As shown in Table 3, slightly more than half of the participants view the impact of LLMs positively, yet around one-third of them remain uncertain. This uncertainty underscores a significant concern regarding the ethical implications and potential misuse of AI technologies. Ethical concerns are well-documented in existing studies that highlight issues such as data privacy, misinformation, and unintended biases that can arise from AI-generated content28,29. In addition, our study reveals that while the majority of respondents support the use of AI tools in publishing, there is a strong consensus on the necessity of implementing regulatory measures, such as modified journal policies, AI review boards, and tools to detect LLM usage. This finding is consistent with broader ethical guidelines proposed in the literature, which advocate for robust oversight and ethical frameworks to mitigate the risks associated with AI deployment in sensitive fields, such as medical research27,30. Interestingly, the perception of AI’s ethical use varies with experience levels. In our study, participants with more than 10 years of research experience were more likely to view AI tools as positive and support their use under regulated conditions compared to those with lesser years of research experience; however, this result was not statistically significant.

Conclusions

The discipline of academic writing has seen a noticeable transformation following the advent of LLMs, with an increasing number of researchers incorporating these tools at varying stages of their research publications. However, as the applications of LLMs rise, there is a corresponding rise in the concerns regarding their validity, accountability, potential exploitation and ethical implications.
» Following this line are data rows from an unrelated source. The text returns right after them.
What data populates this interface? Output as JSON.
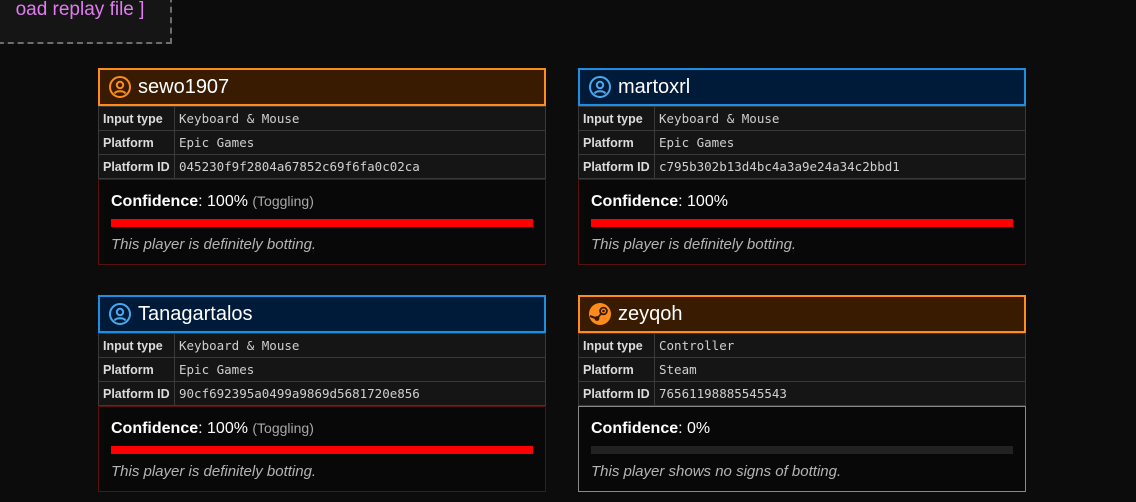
{
  "upload": {
    "label": "oad replay file ]"
  },
  "labels": {
    "input_type": "Input type",
    "platform": "Platform",
    "platform_id": "Platform ID",
    "confidence": "Confidence"
  },
  "colors": {
    "orange_accent": "#ff8c1a",
    "blue_accent": "#1c8fe0",
    "bar_red": "#ff0000"
  },
  "players": [
    {
      "name": "sewo1907",
      "theme": "orange",
      "icon": "user-circle-icon",
      "input_type": "Keyboard & Mouse",
      "platform": "Epic Games",
      "platform_id": "045230f9f2804a67852c69f6fa0c02ca",
      "confidence": "100%",
      "confidence_fraction": 1.0,
      "note": "(Toggling)",
      "verdict": "This player is definitely botting."
    },
    {
      "name": "martoxrl",
      "theme": "blue",
      "icon": "user-circle-icon",
      "input_type": "Keyboard & Mouse",
      "platform": "Epic Games",
      "platform_id": "c795b302b13d4bc4a3a9e24a34c2bbd1",
      "confidence": "100%",
      "confidence_fraction": 1.0,
      "note": "",
      "verdict": "This player is definitely botting."
    },
    {
      "name": "Tanagartalos",
      "theme": "blue",
      "icon": "user-circle-icon",
      "input_type": "Keyboard & Mouse",
      "platform": "Epic Games",
      "platform_id": "90cf692395a0499a9869d5681720e856",
      "confidence": "100%",
      "confidence_fraction": 1.0,
      "note": "(Toggling)",
      "verdict": "This player is definitely botting."
    },
    {
      "name": "zeyqoh",
      "theme": "orange",
      "icon": "steam-icon",
      "input_type": "Controller",
      "platform": "Steam",
      "platform_id": "76561198885545543",
      "confidence": "0%",
      "confidence_fraction": 0.0,
      "note": "",
      "verdict": "This player shows no signs of botting."
    }
  ]
}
While there is a broad recognition of the beneficial impact of LLMs on certain aspects of academic research and publishing, addressing associated ethical risks and apprehensions is of paramount importance. Our study emphasizes the need for developing comprehensive guidelines and ethical frameworks to govern the use of AI in medical and paramedical research. The growing utility of LLMs necessitates the implementation of such regulatory policies promptly to ensure their safe, responsible and effective usage.

Limitations

Our study has certain methodological limitations which need to be addressed. First, since this is a cross-sectional study, causal inferences cannot be drawn from the findings as well as the temporal relevance of our study findings are subjected to change over time. Second, despite our extensive attempts to maintain the anonymity of survey responses, the study findings are prone to social desirability bias. Third, since our study population was exclusively limited to the participants of the GCSRT program with extensive knowledge surrounding academic research, a selection bias could have been introduced which limits the generalizability of the study findings. Fourth, our study did not collect several respondent’s characteristics that may be associated with awareness of the use of LLMs, such as sex, level of education, and level of income. And finally, our study is susceptible to sampling bias due to the use of WhatsApp and LinkedIn for data collection. Participants using LinkedIn might be concurrently using other platforms for their research, while participants using WhatsApp might be younger and more well-versed in technology and AI. Hence, concerns about the overrepresentation of certain demographics could affect the external validity of the findings.